Teuku Zulkarnain Nilai Pengetatan Aturan Developer Belum Cukup

Bengkulu, TuntasOnline.id - Wakil Ketua I DPRD Provinsi Bengkulu, Teuku Zulkarnain, menanggapi kebijakan Wali Kota Bengkulu Dedy Wahyudi yang memperketat regulasi bagi pengembang atau developer perumahan di wilayah Kota Bengkulu. Menurutnya, langkah tersebut belum sepenuhnya menjawab persoalan mendasar terkait tata ruang dan lingkungan hidup.
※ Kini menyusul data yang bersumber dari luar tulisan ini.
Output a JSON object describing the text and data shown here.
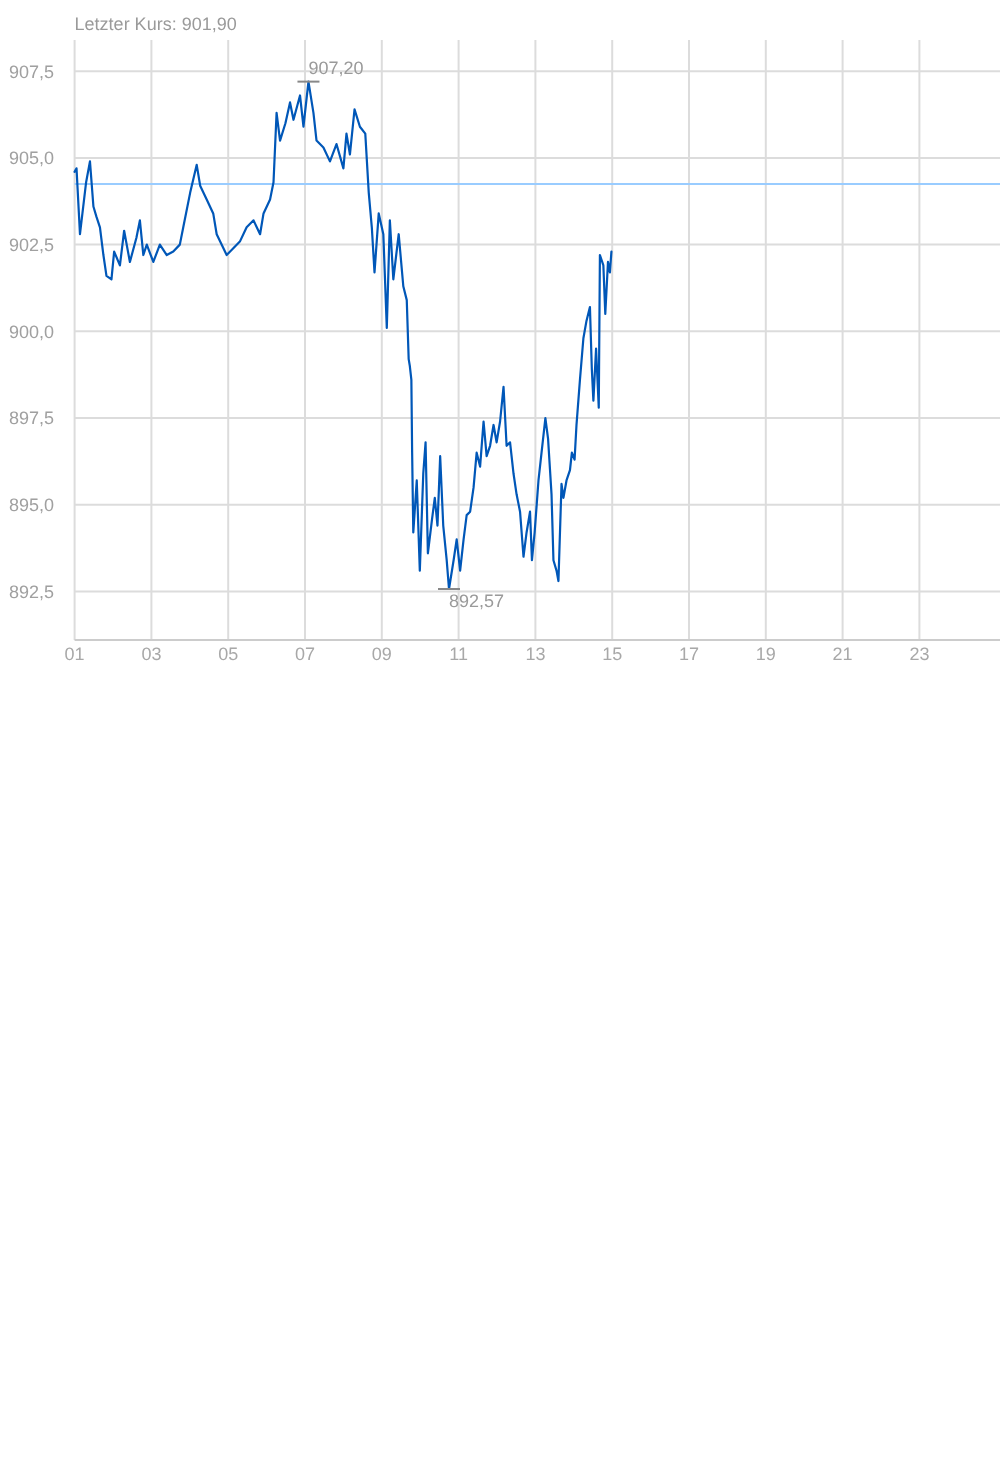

Hal itu disampaikan Teuku Zulkarnain melalui pesan WhatsApp pada Rabu (7/1), menanggapi pemberitaan yang berkembang di tengah masyarakat terkait penataan pembangunan perumahan di Kota Bengkulu.

"Memperketat aturan saja dinilai belum cukup untuk menjawab persoalan tata ruang dan lingkungan di Kota Bengkulu," ujar Tengku.

Ia menilai pemerintah daerah perlu mengambil kebijakan yang lebih berani dan tegas, khususnya dengan menghentikan sementara pembangunan perumahan di kawasan-kawasan tertentu yang memiliki fungsi penting sebagai daerah resapan air.

“Untuk perumahan, seharusnya dilakukan moratorium pembangunan di Kota Bengkulu. Kita sudah banyak kehilangan wilayah resapan banjir akibat alih fungsi lahan yang tidak terkendali,” ujar Teuku.

Menurutnya, kebijakan moratorium pembangunan perumahan menjadi langkah strategis untuk menjaga keseimbangan lingkungan dan mengurangi potensi bencana banjir yang belakangan kerap melanda kawasan perkotaan.

Ia menekankan bahwa perlindungan terhadap wilayah resapan air harus menjadi perhatian serius pemerintah daerah agar pembangunan tidak menimbulkan dampak lingkungan jangka panjang, Tutupnya Tengku.